One track a day: Dayem Allah by Tyour Gnaoua

Publié le 5 Octobre 2016 par bigwhy in musique, video, folk, world music, maroc, festival, internet

One track a day: Dayem Allah by Tyour Gnaoua

Aujourd'hui, une certaine nostalgie du Maroc & des marocains, dont l'accueil & l'authenticité me manque terriblement. J'ai vécu une grande periode, à Essaouira, la capitale du vent & de la culture Gnaoua (ou Gnawa!) & j'y est eu la chance d'etre invité dans une cérémonie: une Lila, qui a durer toute la nuit entre trance & exorcisme, une sacré expérience!
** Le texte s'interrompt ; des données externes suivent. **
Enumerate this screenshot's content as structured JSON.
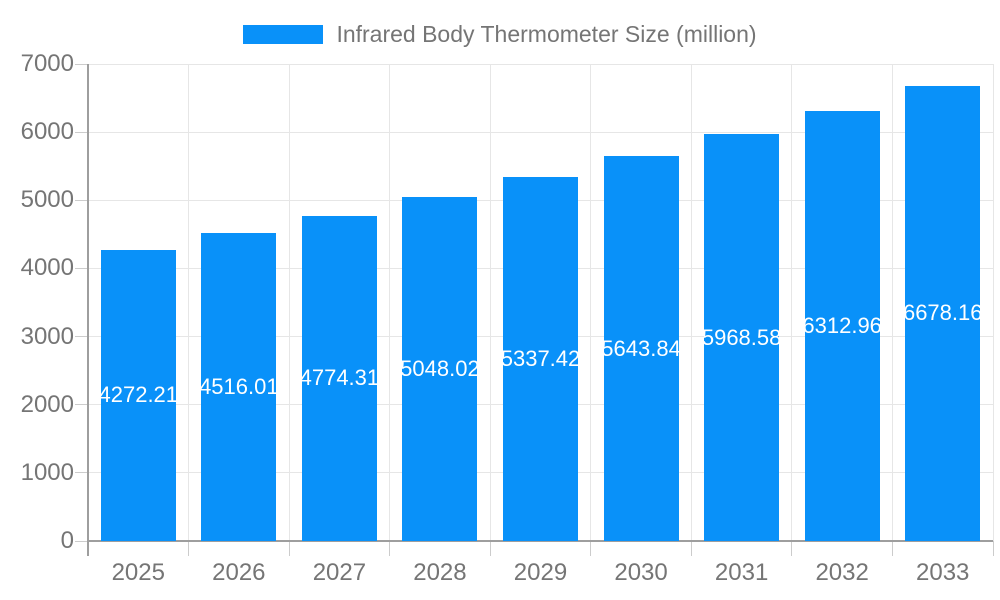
{
  "legend": {
    "label": "Infrared Body Thermometer Size (million)"
  },
  "chart_data": {
    "type": "bar",
    "title": "Infrared Body Thermometer Size (million)",
    "series_name": "Infrared Body Thermometer Size (million)",
    "categories": [
      "2025",
      "2026",
      "2027",
      "2028",
      "2029",
      "2030",
      "2031",
      "2032",
      "2033"
    ],
    "values": [
      4272.21,
      4516.01,
      4774.31,
      5048.02,
      5337.42,
      5643.84,
      5968.58,
      6312.96,
      6678.16
    ],
    "bar_labels": [
      "4272.21",
      "4516.01",
      "4774.31",
      "5048.02",
      "5337.42",
      "5643.84",
      "5968.58",
      "6312.96",
      "6678.16"
    ],
    "xlabel": "",
    "ylabel": "",
    "ylim": [
      0,
      7000
    ],
    "yticks": [
      0,
      1000,
      2000,
      3000,
      4000,
      5000,
      6000,
      7000
    ],
    "grid": true,
    "legend_position": "top",
    "colors": {
      "bar": "#0991f9",
      "bar_label": "#ffffff",
      "axis": "#9e9e9e",
      "gridline": "#e6e6e6",
      "tick": "#cccccc",
      "text": "#757575"
    }
  }
}
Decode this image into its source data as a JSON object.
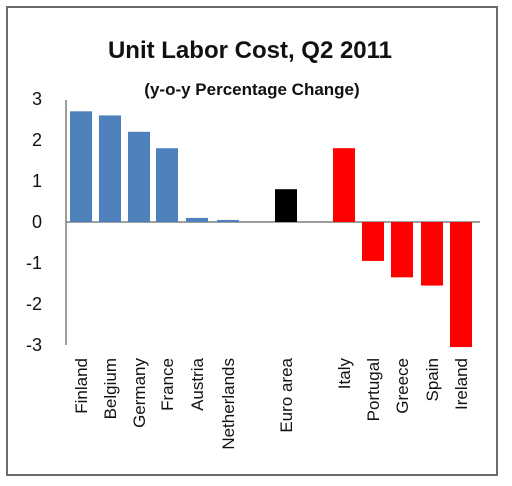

Ce morceau est extrait d'un disque produit par Ray Lema & qui met en avant le Maleem (maitre de chant qui dirige la musique avec le gimbri!) Abdelssalam Allikane, un des cadors du genre....

Bien loin des versions édulcorés que sont Gnawa Diffusion & L'Orchestre National de Barbès, un voyage auditif dans la Vraie Trance, sans artifice électrique ou autre! Une invitation aussi à découvrir le maroc, & Essaouira (la bien déssinée!) pour, par exemple le festival international de musique Gnaoua (tous les ans au mois de mai).

Bessmilah!

One track a day: Dayem Allah by Tyour Gnaoua
One track a day: Dayem Allah by Tyour Gnaoua
One track a day: Dayem Allah by Tyour Gnaoua

Les "Gnawas", "Gnaouas", "Haratin" également appelés "Maures noirs" ou "Afro-Maghrébins" sont des descendants depopulations esclaves déportées de l'Afrique subsaharienne (Sénégal, Soudan, Ghana, Guinée...) vers le Maghreb par les Arabes. Peul, Haoussa, Barma, Bambara, Wolof, Mandingue, Sérère, Bozo à l'origine, ils ont dû adopter l'Islam comme religion afin d'assurer leur continuité et s'adapter pour survivre.

La musique et les rituels gnaouas auraient pour origine les cultes d'adorcisme (possession acceptée et cultivée) sahéliens réadaptés par les descendants de musulmans Sanhadja Subsahariens au Maghreb. Ces pratiques d'origines Peul, Haoussa, Barma, Bambara, Wolof, Mandingue, Bozo... ont dû se métamorphoser pour survivre et adopter l'Islam comme religion afin d'assurer leur continuité. Dans certaines régions du Maroc, ces pratiques seront teintées de Judaïsme mettant en avant Moïse et la Baraka de certains Saints Juifs Marocains.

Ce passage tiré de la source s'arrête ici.